There are steps you can take to help reduce your chances of getting meningitis. They include:
- Practice good hand-washing: Careful hand-washing includes covering the back as well as the front of both hands with soap and rubbing the surfaces vigorously, then rinsing well under running water. Hands should always be washed after using the restroom, before eating, after petting animals and after spending time in public crowds. Hand-washing is the best way to prevent the spread of infections, including meningitis. Teach your children when and how to wash their hands.
- Don’t share: Practice good common hygiene. Avoid sharing anything that goes in or near your mouth: toothbrushes, lip balms, food, drink or straws, silverware, cigarettes. Teach your children to be “selfish” with these items, too. This can reduce your risk of meningitis.
- Practice healthy habits: Keep your immune system strong to reduce your risk of infections like meningitis through regular exercise, adequate sleep and a balanced diet consisting mostly of vegetables, fresh fruits, and whole grains.
- Cover your mouth: If you’re sick, stay home. If you do have to sneeze or cough, sneeze or cough into your elbow, covering your nose and mouth.
- Be aware of listeria sources if you are pregnant: You can reduce your chances of developing an infection from listeria by cooking all meat to 165 Fahrenheit (74 Celsius). This includes lunch meat, deli meats, and hot dogs. Avoid soft cheeses like Camembert, Brie, queso and feta and any dairy products made from unpasteurized milk.
Treatment for meningitis and to help prevent it may include immunizations
The following immunizations can help prevent some types of bacterial meningitis:
- Haemophilus influenza type b (Hib) vaccine: This vaccination is on the recommended schedule of immunizations for children in the US and is given in a series beginning when an infant is approximately 2 months old. Hib is also recommended for adults with AIDS, sickle cell disease and for people who do not have a spleen.
- Pneumococcal conjugate vaccine (PCV7): In addition to being on the recommended schedule of immunizations for children under the age of 2 in the United States, this vaccine is also recommended for high-risk children who are between 2 and 5 years old.

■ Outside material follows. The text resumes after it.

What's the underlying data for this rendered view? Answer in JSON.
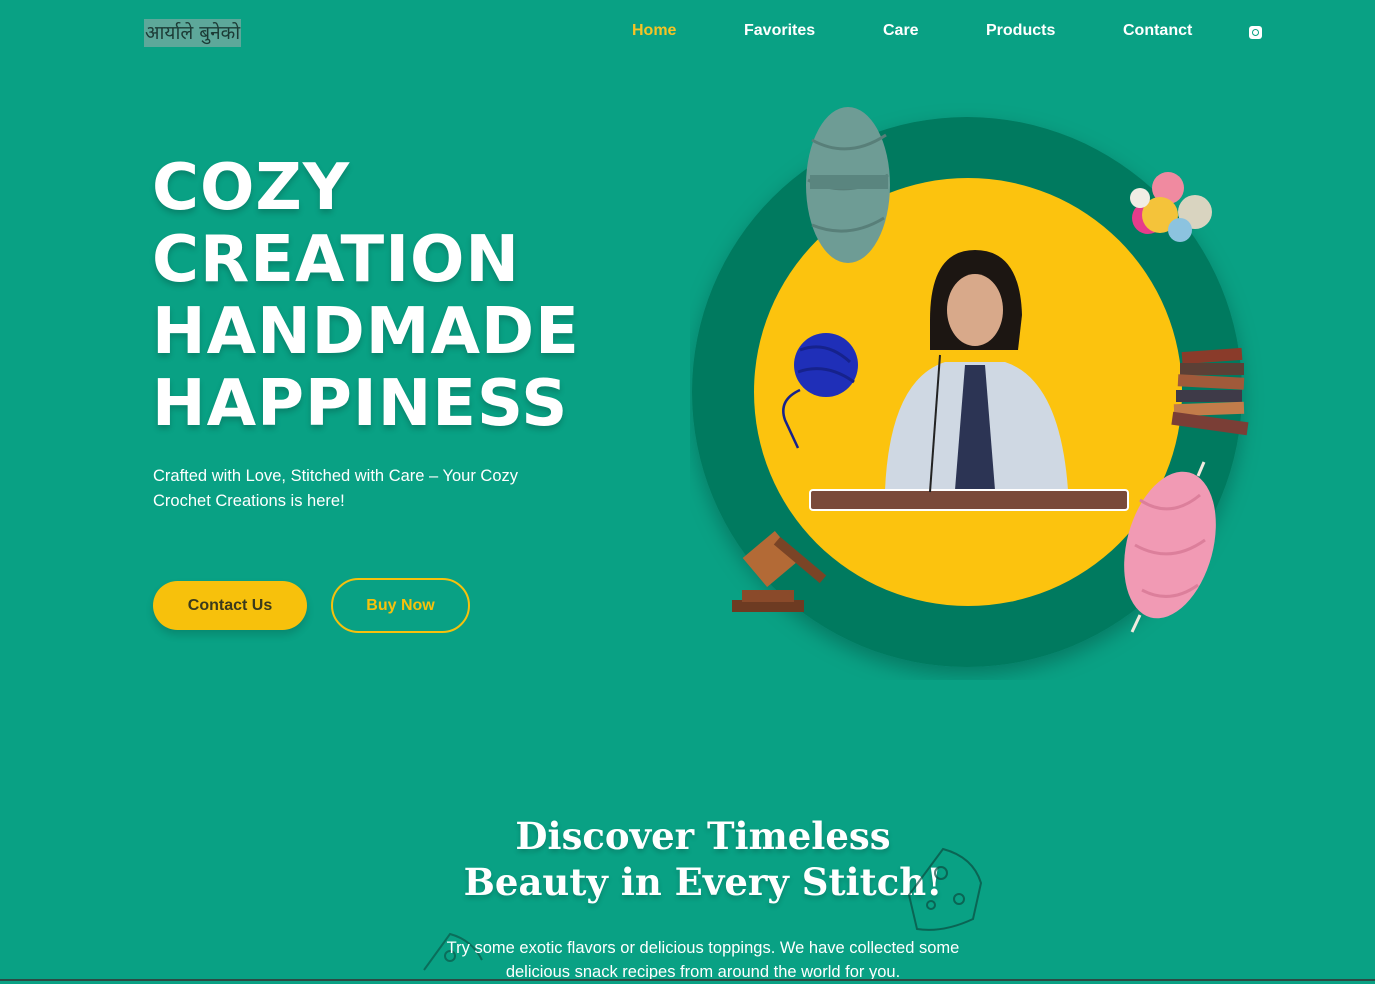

This includes children who have cancer or chronic lung or heart disease.
- Haemophilus influenza type b and Neisseria meningitidis serogroups C and Y vaccine (Hib-MenCY): This immunization is given in a series of 4 doses to children between the ages of 2 months and 15 months who are at increased risk for developing meningococcal meningitis. This would include children with sickle cell anemia and those whose spleen is not functioning correctly.
- Pneumococcal polysaccharide vaccine (PPSV): The Centers for Disease Control and Prevention recommend this vaccine for all people over 65 years old, for all people who do not have a spleen and for children and adults younger than 65 who have a chronic illness or compromised immune systems.

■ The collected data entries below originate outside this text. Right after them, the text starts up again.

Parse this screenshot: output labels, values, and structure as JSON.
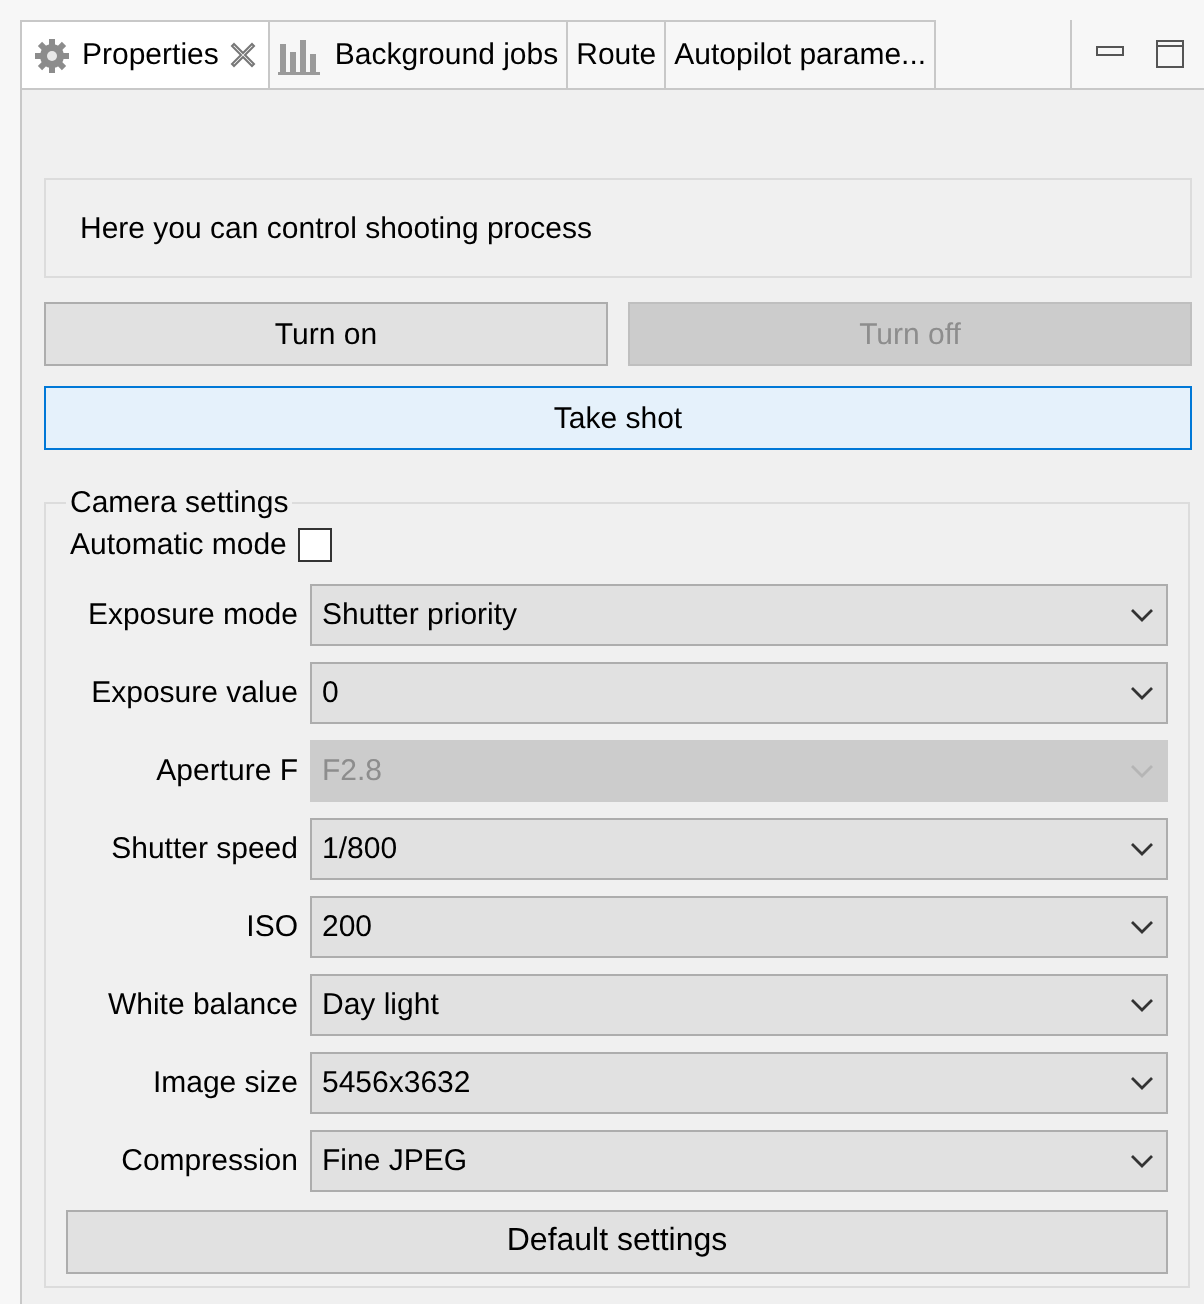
{
  "tabs": [
    {
      "label": "Properties",
      "selected": true
    },
    {
      "label": "Background jobs",
      "selected": false
    },
    {
      "label": "Route",
      "selected": false
    },
    {
      "label": "Autopilot parame...",
      "selected": false
    }
  ],
  "info": {
    "text": "Here you can control shooting process"
  },
  "buttons": [
    {
      "label": "Turn on",
      "disabled": false
    },
    {
      "label": "Turn off",
      "disabled": true
    }
  ],
  "take_shot": {
    "label": "Take shot",
    "focused": true
  },
  "camera_settings": {
    "title": "Camera settings",
    "automatic_mode": {
      "label": "Automatic mode",
      "checked": false
    },
    "fields": [
      {
        "label": "Exposure mode",
        "value": "Shutter priority",
        "disabled": false
      },
      {
        "label": "Exposure value",
        "value": "0",
        "disabled": false
      },
      {
        "label": "Aperture F",
        "value": "F2.8",
        "disabled": true
      },
      {
        "label": "Shutter speed",
        "value": "1/800",
        "disabled": false
      },
      {
        "label": "ISO",
        "value": "200",
        "disabled": false
      },
      {
        "label": "White balance",
        "value": "Day light",
        "disabled": false
      },
      {
        "label": "Image size",
        "value": "5456x3632",
        "disabled": false
      },
      {
        "label": "Compression",
        "value": "Fine JPEG",
        "disabled": false
      }
    ],
    "default_button": {
      "label": "Default settings"
    }
  }
}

- Meningococcal conjugate vaccine (MCV4): This vaccine is recommended by The Centers for Disease Control and Prevention for all children between 11 and 12 years old with a booster given at 16 years old. If the first dose is given after the child is 16, no booster is needed. This vaccine can also be given to much younger children; as small as 9 months who are at high risk for bacterial meningitis or to children and adults who are healthy in the case of an outbreak of the disease.